En 2008, Grande Synthe voit arriver des femmes et des enfants
Depuis 2006, sa commune accueille régulièrement des réfugiés. Pas plus d’une quarantaine en moyenne qui ne restent que le temps de passer outre-Manche. « Ils se postaient dans une station-essence, près de l’autoroute, dans l’espoir de grimper dans les camions la nuit et rejoindre l’Angleterre », se remémore l’élu. Jusque-là, la mairie n’intervenait pas, seules les associations d’aide aux migrants les prenaient en charge. Mais en 2008, Grande Synthe voit arriver pour la première fois des femmes et des enfants. Un choc. Le maire décide alors d’installer des tentes chauffées en raison d’un hiver rigoureux qui s’annonce, « avec des températures allant jusqu’à -10 degrés. Nous ne voulions pas que les réfugiés meurent sur le territoire de la commune », justifie-t-il. Pas suffisant pour la sous-préfecture, il faut croire, qui critique cette intervention qui risque de « faire un appel d’air ». Il n’en fût rien. Jusqu’à cet été 2015, l’afflux des réfugiés est ainsi constant. Une quarantaine de personnes sont présentes en moyenne sur le site et restent tout au plus 48 heures sur les lieux avant de poursuivre leur route.
Vers la fin du mois de juillet, Damien Carême part en congé avec une situation stable sur sa commune. Mi-août, lorsqu’il revient, il retrouve 180 réfugiés. 540 fin septembre, 1.200 fin octobre et jusqu’à 2.500 au plus haut niveau les mois suivants. Soit 10 % de la population de Grande Synthe. Des Kurdes d’Irak majoritairement, plutôt classe moyenne, qui se retrouvent sur ce site poussés par le renforcement des contrôles frontaliers à Calais exigée par le Royaume-Uni. Des arrivées massives qui mettent en péril la vie même de ces réfugiés vu les conditions de vie précaire qu’assure le terrain qu’ils occupent. La paix sociale aussi. Alors qu’à Calais, les associations de riverains, phagocytés par les mouvements identitaires, dénoncent avec virulence la présence des réfugiés, à Grande Synthe, selon le maire, rien de tel pour le moment.
« A part quelques individus, la situation est calme. Les habitants comprennent leur situation de détresse. Et les réfugiés font les affaires des commerçants.

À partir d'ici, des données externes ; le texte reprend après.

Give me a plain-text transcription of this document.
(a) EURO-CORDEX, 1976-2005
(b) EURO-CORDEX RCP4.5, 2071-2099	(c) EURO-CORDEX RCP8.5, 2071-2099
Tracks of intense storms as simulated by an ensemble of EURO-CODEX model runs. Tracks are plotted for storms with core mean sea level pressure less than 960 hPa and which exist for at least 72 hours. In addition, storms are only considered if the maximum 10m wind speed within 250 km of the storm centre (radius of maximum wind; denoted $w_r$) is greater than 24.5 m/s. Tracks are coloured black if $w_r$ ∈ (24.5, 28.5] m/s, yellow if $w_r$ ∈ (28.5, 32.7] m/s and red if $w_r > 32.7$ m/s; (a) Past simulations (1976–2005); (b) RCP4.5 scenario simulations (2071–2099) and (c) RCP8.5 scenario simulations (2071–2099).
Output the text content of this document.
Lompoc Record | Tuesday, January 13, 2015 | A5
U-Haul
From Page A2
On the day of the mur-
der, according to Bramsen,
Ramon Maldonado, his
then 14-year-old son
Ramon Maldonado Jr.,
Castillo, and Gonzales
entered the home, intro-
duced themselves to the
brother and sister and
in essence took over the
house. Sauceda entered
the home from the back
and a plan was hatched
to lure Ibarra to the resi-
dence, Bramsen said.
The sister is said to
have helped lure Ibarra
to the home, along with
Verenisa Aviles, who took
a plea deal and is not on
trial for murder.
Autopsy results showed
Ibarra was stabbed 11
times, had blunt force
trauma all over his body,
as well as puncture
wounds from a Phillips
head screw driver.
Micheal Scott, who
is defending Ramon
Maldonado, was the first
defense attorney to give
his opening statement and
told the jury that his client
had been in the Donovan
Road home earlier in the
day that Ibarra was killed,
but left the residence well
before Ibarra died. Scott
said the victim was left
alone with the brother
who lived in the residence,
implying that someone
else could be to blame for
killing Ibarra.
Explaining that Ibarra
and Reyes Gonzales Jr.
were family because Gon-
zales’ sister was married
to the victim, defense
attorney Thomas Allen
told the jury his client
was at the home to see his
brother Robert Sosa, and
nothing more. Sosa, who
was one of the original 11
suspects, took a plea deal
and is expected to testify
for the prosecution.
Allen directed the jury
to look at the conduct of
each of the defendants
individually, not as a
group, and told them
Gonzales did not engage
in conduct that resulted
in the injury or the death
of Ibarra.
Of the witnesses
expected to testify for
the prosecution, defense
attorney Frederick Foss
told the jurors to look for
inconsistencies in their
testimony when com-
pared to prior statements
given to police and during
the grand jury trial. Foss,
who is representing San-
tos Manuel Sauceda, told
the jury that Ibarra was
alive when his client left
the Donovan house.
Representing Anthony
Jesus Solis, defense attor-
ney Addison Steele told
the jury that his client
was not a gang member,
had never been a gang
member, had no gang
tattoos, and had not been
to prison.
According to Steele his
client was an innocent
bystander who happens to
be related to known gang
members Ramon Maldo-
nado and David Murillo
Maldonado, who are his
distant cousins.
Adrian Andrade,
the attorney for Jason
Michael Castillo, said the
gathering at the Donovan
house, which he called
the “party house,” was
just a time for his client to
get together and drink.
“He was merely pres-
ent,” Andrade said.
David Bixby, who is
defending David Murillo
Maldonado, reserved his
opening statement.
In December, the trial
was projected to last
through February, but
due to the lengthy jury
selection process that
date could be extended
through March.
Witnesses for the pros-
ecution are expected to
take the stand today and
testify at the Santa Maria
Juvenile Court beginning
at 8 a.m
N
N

Mais pour combien de temps ? Nous sommes dans une région socialement et économiquement très marquée », analyse Damien Carême.
Fin septembre, la mairie réagit et met en place des douches et des toilettes, mais doit arrêter l’opération vu le nombre de gens qui arrivent chaque jour. « Je ne voulais pas non plus que la situation se fige sur ce terrain », reconnaît le maire. Les réunions avec les associations s’enchaînent alors pour essayer de trouver une solution. MSF, qui était revenu en France depuis le mois de septembre, d’abord à Calais puis à Grande Synthe, vient apporter son expertise. Le maire se tourne aussi vers la préfecture pour réclamer de l’aide et arrêter ce flux continu, au risque d’être totalement débordé. « Nous n’avons eu aucun retour de la part des services préfectoraux », signale Samuel Henryon. Surtout lorsqu’émerge l’idée de déménager cette jungle dans un nouveau camp qui pourrait accueillir convenablement les réfugiés. Toujours cette peur de l’appel d’air constate le maire :
« L’Etat nous disait au départ qu’il ne voulait pas avoir un nouveau Calais. Moi, je leur disais qu’il était déjà là justement. C’est une bagarre qui s’est engagée avec l’Etat, une bagarre de persuasion. »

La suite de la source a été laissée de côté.